Mama jokes
Yo mama is so fat, she couldn't even fit through the rabbit hole at first because she ate like a damn pig last night when we had dinner.
Yo mama is so poor, she makes her own hand sanitizer.
Yo mama so old, she got nostalgia for the Big Bang!
Yo mama is so stupid it takes her an hour to cook minute rice.
Yo mama's so dumb, her dad said, "You're driving me crazy," and she said, "I didn't know crazy was a place!"
Your mama is so ugly that when she stood on the scale, it said "to be continued."
Yo mama so dumb, she failed the survey.
Yo mama so stupid that she thought Subway was a place where you buy subways.

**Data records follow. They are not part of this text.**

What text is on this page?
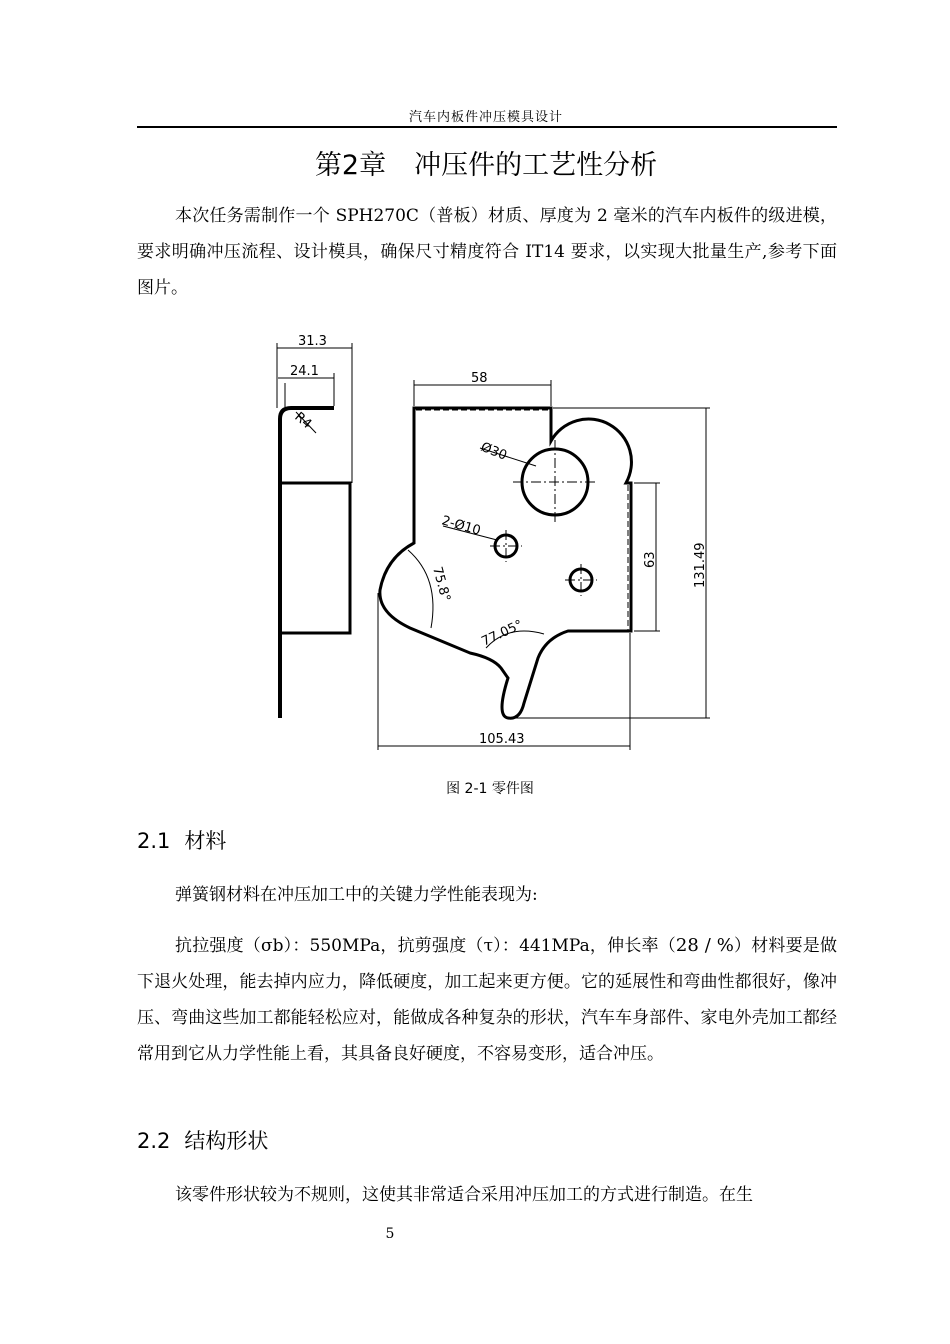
汽车内板件冲压模具设计
第2章 冲压件的工艺性分析

本次任务需制作一个 SPH270C（普板）材质、厚度为 2 毫米的汽车内板件的级进模，要求明确冲压流程、设计模具，确保尺寸精度符合 IT14 要求，以实现大批量生产,参考下面图片。

31.3
24.1
R4
58
Ø30
2-Ø10
75.8°
77.05°
63	131.49
105.43
图 2-1 零件图
2.1 材料

弹簧钢材料在冲压加工中的关键力学性能表现为:

抗拉强度（σb）：550MPa，抗剪强度（τ）：441MPa，伸长率（28 / %）材料要是做下退火处理，能去掉内应力，降低硬度，加工起来更方便。它的延展性和弯曲性都很好，像冲压、弯曲这些加工都能轻松应对，能做成各种复杂的形状，汽车车身部件、家电外壳加工都经常用到它从力学性能上看，其具备良好硬度，不容易变形，适合冲压。

2.2 结构形状

该零件形状较为不规则，这使其非常适合采用冲压加工的方式进行制造。在生

5
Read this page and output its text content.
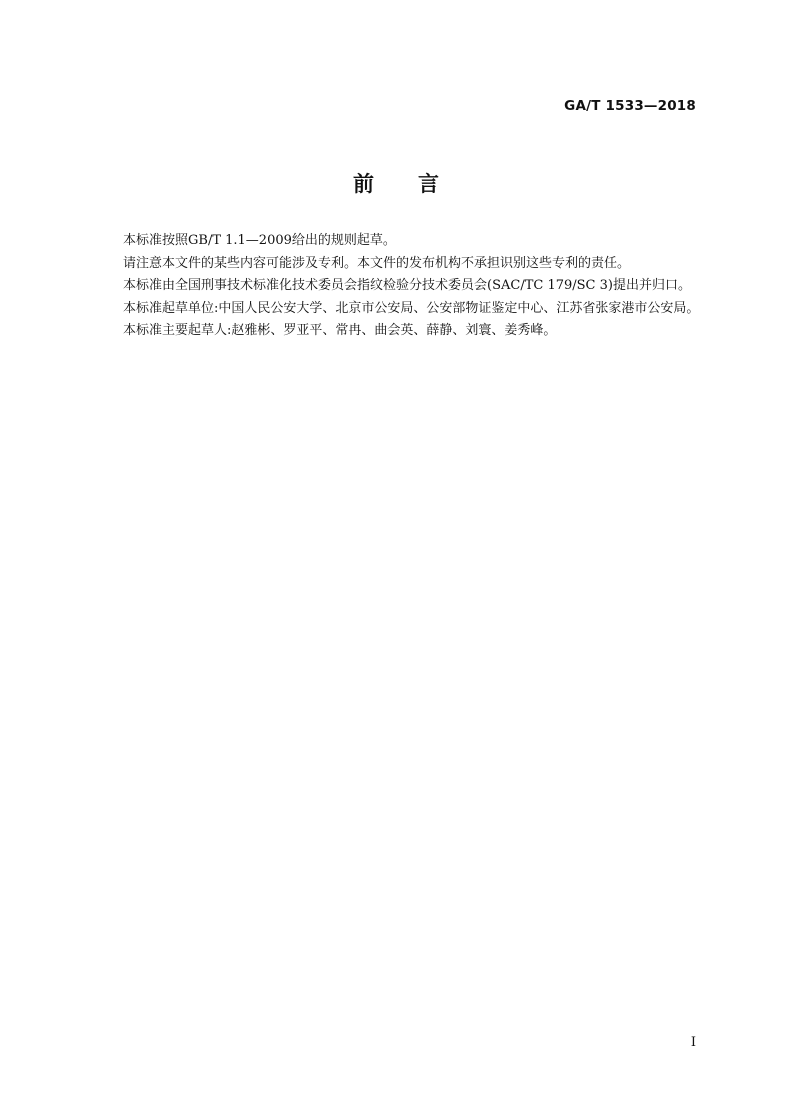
GA/T 1533—2018
前 言

本标准按照GB/T 1.1—2009给出的规则起草。

请注意本文件的某些内容可能涉及专利。本文件的发布机构不承担识别这些专利的责任。

本标准由全国刑事技术标准化技术委员会指纹检验分技术委员会(SAC/TC 179/SC 3)提出并归口。

本标准起草单位:中国人民公安大学、北京市公安局、公安部物证鉴定中心、江苏省张家港市公安局。

本标准主要起草人:赵雅彬、罗亚平、常冉、曲会英、薛静、刘寰、姜秀峰。

I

Yo mama so poor, when I rang her doorbell, she said, "Ding!"
Your mama is so far that when she told a joke, no one was laughing, but the floor was literally cracking up.
Yo mama is so old that she was born on the first day the universe existed.
"Yo mama so bad we gotta switch to yo papa."
Yo mama is so ugly, even the ugliest person in the world looked like a sword standing next to her.
Yo mama so fat, she's bigger than the universe itself!
Yo mama is so ugly that even Donald Trump couldn't be inside her dreams.
"Yo mama so fat, she thought Saturn was deez nuts."
There are 10 million million million million million million million million particles in da universe that we can observe.
Yo mama took the ugly ones and put them into one nerd.
Fall coming π grab you a hoodie & sum1's thick thigh baby mama to keep you warm ππ
Yo mama so vegetarian that she loves the Vegan Teacher!
Yo mama so stupid, you could not even be born because of her idioticness.